Terence Ian Barwell (born 29 April 1937) is a South African-born former cricketer who played first-class and List A cricket for Somerset over a 10-season period from 1959 to 1968. He later represented Wiltshire in the Minor Counties and played List A cricket for both Wiltshire and for Minor Counties representative sides. He became a schoolteacher.

==Life and career==
Born at Bloemhof in Transvaal, Barwell was a right-handed middle-order batsman and an occasional wicketkeeper. Towards the end of his first-class career, when he played for Somerset's second eleven, he also bowled with some success.

Barwell played first for Somerset in 1959 in a match against the Combined Services, keeping wicket and making the only stumping of his first-class career. Unable to play County Championship cricket until 1961 as he qualified for the county by residence, his appearances were in any case restricted in some seasons by his career as a schoolmaster. But even in those seasons when he was more regularly available, he often found himself a fringe first-team player, never making more than 11 first-class appearances in any one season and managing a highest season aggregate of just 410 runs, which he achieved in 1967.

His best score was an unbeaten and quick 84 against Glamorgan at Weston-super-Mare in 1965. He also made 74 not out against the Pakistanis in 1967, though he was much upstaged by a second wicket partnership of 262 between Roy Virgin and Mervyn Kitchen, who made 162 and 189 respectively. He appeared in Somerset's losing Gillette Cup side of 1967, being run out for 24 in what Wisden termed "a fearful mix-up" with Graham Burgess. After starting the 1968 season as a regular member of the side, he dropped out after a few games and did not regain his place.

In second eleven cricket, Barwell was a reliable and prolific scorer, acting as batsman, occasional wicketkeeper, sometime captain and, more rarely, bowler. His final match for the combined Gloucestershire and Somerset Second Eleven side in 1968 saw him make 45 out of 54 added while he was at the wicket in a first innings that totalled only 78, top-score in the second innings with 68 and then take four wickets for 14 runs as the combined side recovered to force a draw with Kent's second eleven.

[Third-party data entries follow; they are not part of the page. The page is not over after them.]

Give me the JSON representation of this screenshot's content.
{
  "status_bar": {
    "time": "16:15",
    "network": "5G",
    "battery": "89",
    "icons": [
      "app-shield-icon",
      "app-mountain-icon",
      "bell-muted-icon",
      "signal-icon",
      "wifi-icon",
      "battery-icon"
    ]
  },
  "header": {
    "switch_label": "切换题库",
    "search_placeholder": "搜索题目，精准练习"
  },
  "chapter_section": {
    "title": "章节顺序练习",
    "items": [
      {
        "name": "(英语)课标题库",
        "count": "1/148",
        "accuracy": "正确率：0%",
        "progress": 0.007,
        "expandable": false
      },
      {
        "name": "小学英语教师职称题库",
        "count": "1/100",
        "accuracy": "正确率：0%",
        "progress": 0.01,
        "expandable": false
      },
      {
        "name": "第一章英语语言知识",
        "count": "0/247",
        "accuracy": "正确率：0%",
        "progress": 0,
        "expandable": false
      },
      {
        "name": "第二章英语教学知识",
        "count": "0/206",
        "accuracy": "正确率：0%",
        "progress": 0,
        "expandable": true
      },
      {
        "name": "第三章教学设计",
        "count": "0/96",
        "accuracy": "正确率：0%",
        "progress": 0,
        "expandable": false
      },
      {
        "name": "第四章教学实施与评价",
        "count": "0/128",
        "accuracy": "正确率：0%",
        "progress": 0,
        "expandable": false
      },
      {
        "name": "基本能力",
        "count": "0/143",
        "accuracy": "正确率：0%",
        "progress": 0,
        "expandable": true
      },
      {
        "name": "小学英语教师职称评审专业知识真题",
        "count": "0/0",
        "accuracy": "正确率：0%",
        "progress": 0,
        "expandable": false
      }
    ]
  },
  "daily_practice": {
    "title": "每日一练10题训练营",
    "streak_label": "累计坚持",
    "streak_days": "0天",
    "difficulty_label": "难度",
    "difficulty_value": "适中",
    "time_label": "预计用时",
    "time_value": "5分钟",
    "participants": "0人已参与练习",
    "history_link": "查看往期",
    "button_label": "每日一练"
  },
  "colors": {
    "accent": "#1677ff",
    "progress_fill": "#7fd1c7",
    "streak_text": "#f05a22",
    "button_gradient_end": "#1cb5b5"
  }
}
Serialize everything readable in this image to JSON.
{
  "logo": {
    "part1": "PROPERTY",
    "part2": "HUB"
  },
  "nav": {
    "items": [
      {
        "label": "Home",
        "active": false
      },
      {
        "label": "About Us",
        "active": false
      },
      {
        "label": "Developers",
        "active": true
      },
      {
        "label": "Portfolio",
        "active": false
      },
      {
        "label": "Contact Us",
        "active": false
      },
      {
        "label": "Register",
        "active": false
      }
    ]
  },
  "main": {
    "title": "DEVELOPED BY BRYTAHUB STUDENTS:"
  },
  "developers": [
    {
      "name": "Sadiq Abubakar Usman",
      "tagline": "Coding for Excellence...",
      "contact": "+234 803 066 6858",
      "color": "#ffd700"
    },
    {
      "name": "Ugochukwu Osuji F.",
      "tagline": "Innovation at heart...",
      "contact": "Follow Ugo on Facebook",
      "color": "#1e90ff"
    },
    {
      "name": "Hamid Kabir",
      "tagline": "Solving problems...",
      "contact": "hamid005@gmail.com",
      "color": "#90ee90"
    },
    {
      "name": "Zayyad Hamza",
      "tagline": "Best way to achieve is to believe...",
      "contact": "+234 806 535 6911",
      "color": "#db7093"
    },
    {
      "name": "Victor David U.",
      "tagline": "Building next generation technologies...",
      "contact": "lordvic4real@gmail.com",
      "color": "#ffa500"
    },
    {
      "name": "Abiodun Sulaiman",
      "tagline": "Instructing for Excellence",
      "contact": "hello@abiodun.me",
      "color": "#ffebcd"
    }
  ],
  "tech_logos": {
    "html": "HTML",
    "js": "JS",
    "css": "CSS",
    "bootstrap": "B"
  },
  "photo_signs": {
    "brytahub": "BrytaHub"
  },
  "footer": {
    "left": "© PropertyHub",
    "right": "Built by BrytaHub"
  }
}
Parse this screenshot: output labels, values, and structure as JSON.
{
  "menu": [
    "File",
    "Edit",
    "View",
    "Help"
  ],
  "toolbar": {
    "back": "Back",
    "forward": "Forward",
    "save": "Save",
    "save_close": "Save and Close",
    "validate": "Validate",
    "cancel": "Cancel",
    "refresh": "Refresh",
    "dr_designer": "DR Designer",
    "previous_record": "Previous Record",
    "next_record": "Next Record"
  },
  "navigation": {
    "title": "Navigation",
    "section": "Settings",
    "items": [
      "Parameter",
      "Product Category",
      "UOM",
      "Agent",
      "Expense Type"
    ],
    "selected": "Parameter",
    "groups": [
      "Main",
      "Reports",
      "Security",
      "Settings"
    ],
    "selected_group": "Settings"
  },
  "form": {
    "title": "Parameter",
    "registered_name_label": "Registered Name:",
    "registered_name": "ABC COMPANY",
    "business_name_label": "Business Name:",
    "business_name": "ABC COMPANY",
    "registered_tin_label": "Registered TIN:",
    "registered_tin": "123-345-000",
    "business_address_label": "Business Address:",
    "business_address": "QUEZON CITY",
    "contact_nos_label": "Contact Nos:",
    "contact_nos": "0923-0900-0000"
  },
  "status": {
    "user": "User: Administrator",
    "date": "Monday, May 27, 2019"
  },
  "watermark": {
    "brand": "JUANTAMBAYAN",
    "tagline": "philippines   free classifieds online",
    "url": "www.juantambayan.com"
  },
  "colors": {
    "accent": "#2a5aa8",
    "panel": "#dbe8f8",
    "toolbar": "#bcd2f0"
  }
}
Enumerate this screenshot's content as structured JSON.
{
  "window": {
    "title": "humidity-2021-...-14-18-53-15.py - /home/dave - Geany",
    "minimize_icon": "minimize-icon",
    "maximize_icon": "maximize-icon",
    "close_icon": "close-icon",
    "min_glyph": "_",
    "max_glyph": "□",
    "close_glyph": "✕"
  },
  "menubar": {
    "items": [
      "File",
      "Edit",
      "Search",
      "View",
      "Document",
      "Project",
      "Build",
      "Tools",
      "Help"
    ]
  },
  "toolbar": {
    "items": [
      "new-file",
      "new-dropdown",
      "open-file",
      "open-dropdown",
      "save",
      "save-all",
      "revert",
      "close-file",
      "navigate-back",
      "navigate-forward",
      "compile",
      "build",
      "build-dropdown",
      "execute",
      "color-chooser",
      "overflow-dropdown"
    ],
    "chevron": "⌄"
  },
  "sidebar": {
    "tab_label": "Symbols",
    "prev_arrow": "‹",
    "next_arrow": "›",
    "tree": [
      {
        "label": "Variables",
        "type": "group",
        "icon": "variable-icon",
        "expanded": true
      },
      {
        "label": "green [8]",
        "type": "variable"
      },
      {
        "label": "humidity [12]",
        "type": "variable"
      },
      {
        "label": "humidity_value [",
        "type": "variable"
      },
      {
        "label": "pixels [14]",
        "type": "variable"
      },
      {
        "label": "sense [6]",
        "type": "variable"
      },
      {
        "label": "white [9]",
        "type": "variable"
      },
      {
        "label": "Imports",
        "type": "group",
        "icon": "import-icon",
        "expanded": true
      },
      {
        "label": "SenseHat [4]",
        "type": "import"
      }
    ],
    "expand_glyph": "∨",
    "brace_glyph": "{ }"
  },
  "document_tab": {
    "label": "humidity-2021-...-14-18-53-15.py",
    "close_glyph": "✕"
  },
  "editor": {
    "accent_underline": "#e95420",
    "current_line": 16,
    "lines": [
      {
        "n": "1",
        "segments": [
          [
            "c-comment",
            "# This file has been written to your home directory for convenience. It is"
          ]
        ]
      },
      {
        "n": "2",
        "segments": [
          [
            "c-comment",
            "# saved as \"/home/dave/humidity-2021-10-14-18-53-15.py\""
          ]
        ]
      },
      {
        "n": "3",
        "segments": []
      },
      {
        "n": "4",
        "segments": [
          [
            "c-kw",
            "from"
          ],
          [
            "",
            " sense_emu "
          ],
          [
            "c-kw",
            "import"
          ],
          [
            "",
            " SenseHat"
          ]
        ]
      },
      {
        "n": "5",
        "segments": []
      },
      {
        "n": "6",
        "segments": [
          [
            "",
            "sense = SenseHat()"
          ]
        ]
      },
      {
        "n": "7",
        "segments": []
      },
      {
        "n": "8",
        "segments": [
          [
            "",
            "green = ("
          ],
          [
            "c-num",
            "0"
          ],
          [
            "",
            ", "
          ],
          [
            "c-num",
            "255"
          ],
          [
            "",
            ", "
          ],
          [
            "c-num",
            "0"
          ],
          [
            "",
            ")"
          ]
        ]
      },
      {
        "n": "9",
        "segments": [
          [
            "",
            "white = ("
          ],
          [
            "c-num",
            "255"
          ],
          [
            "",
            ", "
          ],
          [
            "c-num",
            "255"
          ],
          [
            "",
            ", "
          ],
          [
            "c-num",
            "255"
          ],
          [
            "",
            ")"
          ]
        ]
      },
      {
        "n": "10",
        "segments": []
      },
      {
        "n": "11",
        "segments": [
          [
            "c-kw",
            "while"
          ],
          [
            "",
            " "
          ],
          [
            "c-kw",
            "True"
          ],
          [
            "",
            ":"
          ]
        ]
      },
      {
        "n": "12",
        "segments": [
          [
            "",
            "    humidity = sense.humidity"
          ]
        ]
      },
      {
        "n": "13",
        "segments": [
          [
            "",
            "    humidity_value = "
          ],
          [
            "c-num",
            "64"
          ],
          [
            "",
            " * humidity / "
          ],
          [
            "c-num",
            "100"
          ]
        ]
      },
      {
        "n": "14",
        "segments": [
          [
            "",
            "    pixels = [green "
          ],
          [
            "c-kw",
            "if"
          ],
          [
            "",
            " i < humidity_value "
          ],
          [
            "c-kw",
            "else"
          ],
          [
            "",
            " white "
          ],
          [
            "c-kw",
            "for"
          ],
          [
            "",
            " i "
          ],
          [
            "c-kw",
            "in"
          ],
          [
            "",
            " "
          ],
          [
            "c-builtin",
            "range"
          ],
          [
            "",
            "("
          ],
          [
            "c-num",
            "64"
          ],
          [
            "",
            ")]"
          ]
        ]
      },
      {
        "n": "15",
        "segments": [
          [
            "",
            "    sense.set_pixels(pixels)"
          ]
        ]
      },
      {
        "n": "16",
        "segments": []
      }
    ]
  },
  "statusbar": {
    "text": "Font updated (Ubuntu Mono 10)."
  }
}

After leaving Somerset, he played for Wiltshire, appearing in first-round Gillette Cup matches against Hampshire in both 1972 and 1973, and also turning out for the Minor Counties representative side in the Benson and Hedges Cup. In 1973, he made a single final first-class cricket appearance for the Minor Counties side against the West Indies at Torquay.

As a schoolmaster, Barwell taught at Dr Morgan's School, Bridgwater, Marlborough College and at Blundell's School.